失敗続きの中東介入で懲りた西側にとって、つい頼りたくなる説明がある。プーチン氏の要求が時として挑発的だとしても――また、ウクライナだけでなくグルジアの場合もそうだったように、完全な攻撃に発展することがあるとしても――、西側は事情をはっきり意識しておくべきだろう。もしかしたら、北大西洋条約機構(NATO)は本当に旧ソ連衛星国の受け入れに関する約束を破ったのではないか? NATOはセルビアを爆撃したときにルールを曲げたのではないか? イラク戦争については、まあ、これ以上言わなくてもいいだろう。

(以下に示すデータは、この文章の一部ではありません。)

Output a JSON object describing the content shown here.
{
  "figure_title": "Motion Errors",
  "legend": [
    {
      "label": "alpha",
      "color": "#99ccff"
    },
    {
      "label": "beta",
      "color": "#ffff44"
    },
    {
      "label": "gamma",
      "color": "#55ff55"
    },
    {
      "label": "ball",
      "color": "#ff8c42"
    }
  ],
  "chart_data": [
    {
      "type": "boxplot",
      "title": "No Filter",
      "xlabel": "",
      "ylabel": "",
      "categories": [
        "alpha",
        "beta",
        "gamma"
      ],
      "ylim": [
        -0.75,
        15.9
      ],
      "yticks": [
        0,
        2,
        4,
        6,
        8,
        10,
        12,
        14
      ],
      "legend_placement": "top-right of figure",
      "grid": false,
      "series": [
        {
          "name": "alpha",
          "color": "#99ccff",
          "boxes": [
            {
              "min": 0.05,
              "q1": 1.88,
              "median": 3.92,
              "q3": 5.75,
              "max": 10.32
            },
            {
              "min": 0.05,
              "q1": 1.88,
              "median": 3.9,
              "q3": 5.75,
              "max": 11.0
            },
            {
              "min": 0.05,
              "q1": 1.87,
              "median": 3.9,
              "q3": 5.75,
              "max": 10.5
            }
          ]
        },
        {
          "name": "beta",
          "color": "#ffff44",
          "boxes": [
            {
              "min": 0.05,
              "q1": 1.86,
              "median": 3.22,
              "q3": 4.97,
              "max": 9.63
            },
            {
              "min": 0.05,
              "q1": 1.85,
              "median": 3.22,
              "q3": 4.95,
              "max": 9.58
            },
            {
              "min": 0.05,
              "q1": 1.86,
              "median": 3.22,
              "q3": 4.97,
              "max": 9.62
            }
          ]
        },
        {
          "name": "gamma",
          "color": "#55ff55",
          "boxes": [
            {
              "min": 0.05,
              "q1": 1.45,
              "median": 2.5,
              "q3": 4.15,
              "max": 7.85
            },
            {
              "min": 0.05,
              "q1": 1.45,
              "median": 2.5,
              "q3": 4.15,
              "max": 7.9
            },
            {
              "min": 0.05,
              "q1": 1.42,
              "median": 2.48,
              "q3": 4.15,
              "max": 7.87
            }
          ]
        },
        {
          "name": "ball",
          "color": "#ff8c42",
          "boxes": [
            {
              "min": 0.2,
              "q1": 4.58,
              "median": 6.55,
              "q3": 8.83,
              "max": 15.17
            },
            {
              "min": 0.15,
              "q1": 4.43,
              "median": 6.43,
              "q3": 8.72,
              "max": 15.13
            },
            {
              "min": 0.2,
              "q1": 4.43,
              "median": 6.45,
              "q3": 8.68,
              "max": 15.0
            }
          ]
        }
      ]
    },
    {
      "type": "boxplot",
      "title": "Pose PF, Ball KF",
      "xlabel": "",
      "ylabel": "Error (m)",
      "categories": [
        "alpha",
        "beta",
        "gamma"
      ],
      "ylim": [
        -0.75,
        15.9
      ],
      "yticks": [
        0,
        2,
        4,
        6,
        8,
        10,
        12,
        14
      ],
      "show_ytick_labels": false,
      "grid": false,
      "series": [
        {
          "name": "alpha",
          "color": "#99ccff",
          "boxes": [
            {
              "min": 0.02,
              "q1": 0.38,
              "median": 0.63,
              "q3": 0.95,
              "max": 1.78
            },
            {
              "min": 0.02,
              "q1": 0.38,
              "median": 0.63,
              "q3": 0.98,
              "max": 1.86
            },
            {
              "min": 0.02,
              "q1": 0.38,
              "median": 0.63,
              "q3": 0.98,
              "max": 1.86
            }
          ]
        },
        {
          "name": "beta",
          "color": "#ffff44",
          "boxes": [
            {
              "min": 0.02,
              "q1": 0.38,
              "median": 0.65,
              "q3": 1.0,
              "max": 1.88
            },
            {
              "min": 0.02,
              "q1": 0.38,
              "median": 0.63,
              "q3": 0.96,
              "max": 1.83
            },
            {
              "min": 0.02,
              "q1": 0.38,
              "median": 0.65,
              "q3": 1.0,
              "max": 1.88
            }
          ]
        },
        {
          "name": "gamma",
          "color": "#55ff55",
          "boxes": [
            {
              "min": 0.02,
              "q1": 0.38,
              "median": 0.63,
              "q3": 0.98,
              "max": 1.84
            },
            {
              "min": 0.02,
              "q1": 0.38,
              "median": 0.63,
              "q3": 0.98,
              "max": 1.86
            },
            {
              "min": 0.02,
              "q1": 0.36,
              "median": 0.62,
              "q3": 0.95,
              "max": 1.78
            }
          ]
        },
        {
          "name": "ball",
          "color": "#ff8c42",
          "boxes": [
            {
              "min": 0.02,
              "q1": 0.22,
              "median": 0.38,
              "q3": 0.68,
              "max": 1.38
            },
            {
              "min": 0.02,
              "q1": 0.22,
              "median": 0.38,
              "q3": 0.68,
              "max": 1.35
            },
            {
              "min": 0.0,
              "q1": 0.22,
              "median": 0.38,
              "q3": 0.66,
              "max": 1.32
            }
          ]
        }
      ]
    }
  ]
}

クリミアの編入とウクライナのドンバス地方への侵攻は、さまざまな疑念を払拭したはずだ。ドイツのアンゲラ・メルケル首相の場合、それが起きたようだ。メルケル氏は交渉より対立を好むような政治家ではない。あまりに多くの嘘をつかれ、あまりに多くの約束を破られ、気持ちが固まった。
■プーチン氏の支持、欧州内でも
だが、欧州内の論争は終わっていない。ギリシャの急進左派連合政権が示したロシア政府への共感については、盛んに取り沙汰されている。これだけではない。イタリアのマッテオ・レンツィ首相は、プーチン氏への忠誠を誓うことにかけてはシルビオ・ベルルスコーニ元首相の上を行っている。
ハンガリーのビクトル・オルバン首相は公然と自由民主主義を軽蔑している。キプロスは常にロシアの立場に味方するし、制裁体制に対するフランスの同意は生半可だ。だから、誰もロシアの直近の攻撃姿勢に驚くべきではない。クレムリンに対する挑発としては、融和ほど強力なものはないのだ。